Since $e^x\ge1+x$, $$ \begin{align} \left(1+10^{-13}\right)^x &=e^{x\log\left(1+10^{-13}\right)}\\[6pt] &=e^{\left(\left.x\log\left(1+10^{-13}\right)\middle/200\right.\right)\cdot200}\\[6pt] &\ge\left(1+\frac{x\log\left(1+10^{-13}\right)}{200}\right)^{200}\\ &\ge x^{200}\,\left(\frac{\log\left(1+10^{-13}\right)}{200}\right)^{200} \end{align} $$ Therefore, $$ \frac{\left(1+10^{-13}\right)^x}{x^{100}} \ge x^{100}\,\left(\frac{\log\left(1+10^{-13}\right)}{200}\right)^{200}\\ $$ and the limit is obviously infinite.

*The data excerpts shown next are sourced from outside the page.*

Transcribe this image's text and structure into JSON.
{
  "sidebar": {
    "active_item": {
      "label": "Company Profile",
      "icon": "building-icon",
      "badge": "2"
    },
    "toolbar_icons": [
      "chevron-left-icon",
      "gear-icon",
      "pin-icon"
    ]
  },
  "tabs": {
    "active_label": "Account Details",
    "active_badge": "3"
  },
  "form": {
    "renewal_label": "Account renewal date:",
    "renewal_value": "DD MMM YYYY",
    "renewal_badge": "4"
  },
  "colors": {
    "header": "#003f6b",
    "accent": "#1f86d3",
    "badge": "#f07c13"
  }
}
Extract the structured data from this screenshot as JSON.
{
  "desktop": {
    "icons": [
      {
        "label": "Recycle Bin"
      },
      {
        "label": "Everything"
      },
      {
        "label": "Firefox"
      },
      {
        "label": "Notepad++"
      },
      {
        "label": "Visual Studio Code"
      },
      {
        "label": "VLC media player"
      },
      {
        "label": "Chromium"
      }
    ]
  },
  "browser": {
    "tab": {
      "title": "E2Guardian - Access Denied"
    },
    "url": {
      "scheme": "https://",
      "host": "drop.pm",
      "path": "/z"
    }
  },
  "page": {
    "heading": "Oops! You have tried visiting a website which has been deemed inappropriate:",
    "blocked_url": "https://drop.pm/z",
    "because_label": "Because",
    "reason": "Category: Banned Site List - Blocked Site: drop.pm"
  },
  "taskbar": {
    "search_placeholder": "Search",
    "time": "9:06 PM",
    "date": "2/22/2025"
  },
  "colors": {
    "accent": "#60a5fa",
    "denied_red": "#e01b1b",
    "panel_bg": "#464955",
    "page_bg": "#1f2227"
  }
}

As mentioned in comments, the problem is most likely round-off error due to finite precision arithmetic.

As I mentioned in comments, it takes $x\gt38181117481549541$ to even get $\frac{\left(1+10^{-13}\right)^x}{x^{100}}\gt1$.

Answer 2

If $0 < c < 1$ and $a > 0$ then

$\begin{array}\\ f(x) &=\ln(\dfrac{(1+c)^x}{x^a})\\ &=x\ln(1+c)-a\ln(x)\\ &\gt xc/2-a\ln(x) \qquad\text{since } \ln(1+c) > c/2\\ &\gt xc/2-2a\sqrt{x} \qquad\text{since } \ln(x) < 2\sqrt{x}\\ &=\sqrt{x}(\sqrt{x}c/2-2a)\\ \end{array} $

so $f(x) > 0$ for $x > (4a/c)^2 $ and $f(x) > \sqrt{x}$ for $x > (2(2a+1)/c)^2 $.

In particular, $f(x) \to \infty$.

These bounds, of course, are much worse than the best bounds.